The Kingslayer, so nicknamed for his expert marksmanship and position as a government sniper of high-profile political threats, glowered at his father. With his ears still ringing, he wisely chose not to answer.
Tywin continued. "I've already arranged for you to start a courtship next weekend. I want your image all over the media escorting the Tyrell girl around the city."
Jaime quirked an eyebrow. "Margaery? Isn't she Joffrey's girlfriend?"
Tywin held up his hand for silence. "Your sister's spoiled son is no worthy heir if what I suspect about his paternity is true." He glared darkly at his son. "He's not a good enough match for that fool Mace to take seriously. You, however, are. You'll stay far away from your sister, Jaime. She'll need to go into seclusion soon, anyway. That will likely make the separation easier."
Jaime frowned, his forehead wrinkling with confusion. "Seclusion?"
Tywin poured himself another drink, regarding his son blankly. "Yes. Her husband was killed tonight. She'll need to withdraw from the public eye for a decent amount of time to appear properly mourning."
"Baratheon? What happened?"
"Ned Stark happened. Baratheon crossed some line, and Stark didn't take it well. Likely did something to threaten the family. Starks have always been fiercely protective of what's theirs. It's practically hereditary."
Jaime could only stare, bewildered, at his father. "Stark killed a Deputy Director, his superior. Why haven't I be sent after him yet?"
Tywin visibly gritted his teeth and he jerked his head toward the photographs. "Who do you think sent those? They're leverage. Stark could disappear if he wanted to. No one would ever find him. But he'd never abandon his family. I believe him when he says he has this and so more on our family. He's sent similar collateral packages to anyone involved in the Agency. He'll go free, and he knows it."
Jaime growled under his breath, one last spark of defiance flaring in his eyes, but Tywin was quick to smother it. "You will do as you are told, Jaime, or so help me, you will go to prison for what happened to Aerys Targaryen.
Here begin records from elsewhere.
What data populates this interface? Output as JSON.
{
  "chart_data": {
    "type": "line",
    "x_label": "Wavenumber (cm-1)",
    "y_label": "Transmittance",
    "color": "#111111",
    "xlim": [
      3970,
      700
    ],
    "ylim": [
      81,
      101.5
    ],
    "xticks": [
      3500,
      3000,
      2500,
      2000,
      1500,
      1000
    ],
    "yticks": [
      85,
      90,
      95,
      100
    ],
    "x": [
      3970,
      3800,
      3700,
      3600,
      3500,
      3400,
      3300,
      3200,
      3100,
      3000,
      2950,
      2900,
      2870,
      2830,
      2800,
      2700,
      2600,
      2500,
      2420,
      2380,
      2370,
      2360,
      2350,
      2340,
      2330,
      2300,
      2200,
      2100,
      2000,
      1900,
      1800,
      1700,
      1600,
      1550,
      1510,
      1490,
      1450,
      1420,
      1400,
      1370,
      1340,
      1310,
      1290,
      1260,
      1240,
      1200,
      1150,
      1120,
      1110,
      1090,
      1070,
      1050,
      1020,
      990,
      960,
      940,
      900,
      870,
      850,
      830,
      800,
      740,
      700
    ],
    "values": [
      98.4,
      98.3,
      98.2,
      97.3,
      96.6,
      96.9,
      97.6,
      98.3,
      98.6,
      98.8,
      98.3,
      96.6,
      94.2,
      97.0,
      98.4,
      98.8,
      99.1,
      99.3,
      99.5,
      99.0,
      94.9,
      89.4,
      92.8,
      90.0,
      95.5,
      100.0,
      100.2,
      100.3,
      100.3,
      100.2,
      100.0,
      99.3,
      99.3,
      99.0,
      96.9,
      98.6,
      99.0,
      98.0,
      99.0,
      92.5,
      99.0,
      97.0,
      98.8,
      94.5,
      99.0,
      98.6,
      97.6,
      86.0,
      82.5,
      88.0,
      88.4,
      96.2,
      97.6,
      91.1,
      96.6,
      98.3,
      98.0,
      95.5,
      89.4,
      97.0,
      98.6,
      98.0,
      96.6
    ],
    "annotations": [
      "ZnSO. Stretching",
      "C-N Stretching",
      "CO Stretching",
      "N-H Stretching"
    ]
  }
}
An assassination unsanctioned by the Pentagon constitutes as a war crime. See if time in Guantanamo changes your perspective."
Rage filled Jaime's eyes as they bore into the man before him. "I can take you down with me. I can prove you ordered me too, and that you were behind what happened to the Targaryen children."
"With what evidence, dear boy? There is nothing left but your word that I covered up what happened. Cross me, Jaime, and so help me, I will see Cersei married off far away. You will never lay eyes on her again."
The light in Jaime's eyes flickered out and he nodded numbly. Tywin leaned back in his chair, satisfied that he had reprimanded his son enough to put him on the path of what was best for him.
After all, as Agent Stark seemed to know well enough, family always came first.